By Kornelia Jaroc (BA History of Art and Anthropology)

According to the curators, the exhibition Soul of the Nation: Art in the Age of Black Power was to celebrate the works of Black American artists in the politically and socially eventful two decades following 1963. The question is, is it enough?

The exhibition offers layers of socio-historical nuanced narrative which help to understand various artistic responses in the turbulent times of Civil Rights Movement. Over 150 works by more than 60 Black American artists are organised not regionally or chronologically, but according to different aesthetic strategies, different stances in the debate about what it meant to be a black artist at the time, which resulted in different approaches to artistic production and presentation. The works span from political figuration to collage, abstraction to assemblage to ‘Black aesthetic photography’, and were exhibited in the mainstream art institutions, newly funded museums and on the streets. This curatorial approach has been widely deemed fresh and successful for showcasing the diversity of nonconformist, radical, politically-engaged art in the first two decades of Civil Rights Movement.

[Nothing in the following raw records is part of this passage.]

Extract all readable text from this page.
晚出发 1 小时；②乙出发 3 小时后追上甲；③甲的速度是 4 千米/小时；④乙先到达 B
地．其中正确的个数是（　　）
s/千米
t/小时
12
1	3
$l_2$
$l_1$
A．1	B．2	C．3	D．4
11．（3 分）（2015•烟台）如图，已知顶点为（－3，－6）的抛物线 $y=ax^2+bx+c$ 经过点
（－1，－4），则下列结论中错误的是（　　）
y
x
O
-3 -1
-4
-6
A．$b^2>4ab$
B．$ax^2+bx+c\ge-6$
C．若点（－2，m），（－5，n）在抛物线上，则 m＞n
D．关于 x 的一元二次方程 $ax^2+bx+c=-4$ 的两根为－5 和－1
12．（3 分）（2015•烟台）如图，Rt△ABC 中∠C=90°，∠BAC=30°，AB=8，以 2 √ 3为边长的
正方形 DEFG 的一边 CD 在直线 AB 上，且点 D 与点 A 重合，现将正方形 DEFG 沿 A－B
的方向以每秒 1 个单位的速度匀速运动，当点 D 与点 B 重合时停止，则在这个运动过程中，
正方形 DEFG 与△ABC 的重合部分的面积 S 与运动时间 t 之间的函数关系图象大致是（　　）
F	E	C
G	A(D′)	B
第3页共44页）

For what it intended to do, it was a successful exhibition, but I dare to question those intentions. UK’s most prestigious public art galleries are taking turns in presenting major survey exhibitions of Black art, and all of them show some kind of fixation on the past narratives. Don’t get me wrong, I think that historical insertion of so-far-excluded black art to the not-so-universal story of art is absolutely vital. But I also feel that recycling the familiar format and line-up to retell the story over and over again just won’t do, and it is not only in collective and on history that black artists can speak.  In these sort of surveys, rich arrays of individual creative practices of artists like Joe Overstreet or Sam Gilliam are by necessity represented by one or two works, which can barely represent their oeuvres. ‘Celebrating black art’ slogans also ring kind of hollow when the contemporary artists and their aesthetic strategies of reflecting on troubled today never get the attention. Tate Modern is well-known for their in-depth retrospective exhibitions of individual modern and contemporary artists. Since it opened in 2000, it has yet to present a major exhibition by African-American artist, and in the meanwhile, it was stars like Georgia O’Keeffe, Robert Rauschenberg, Bruce Newman, Eva Hesse, or Wolfgang Tillmans who were taking the floor instead.

While we enjoy much-needed historical explorations and acts of broadening the suffocatingly narrow canon, we must demand those are not used as excuses for not dealing with black artists in the present.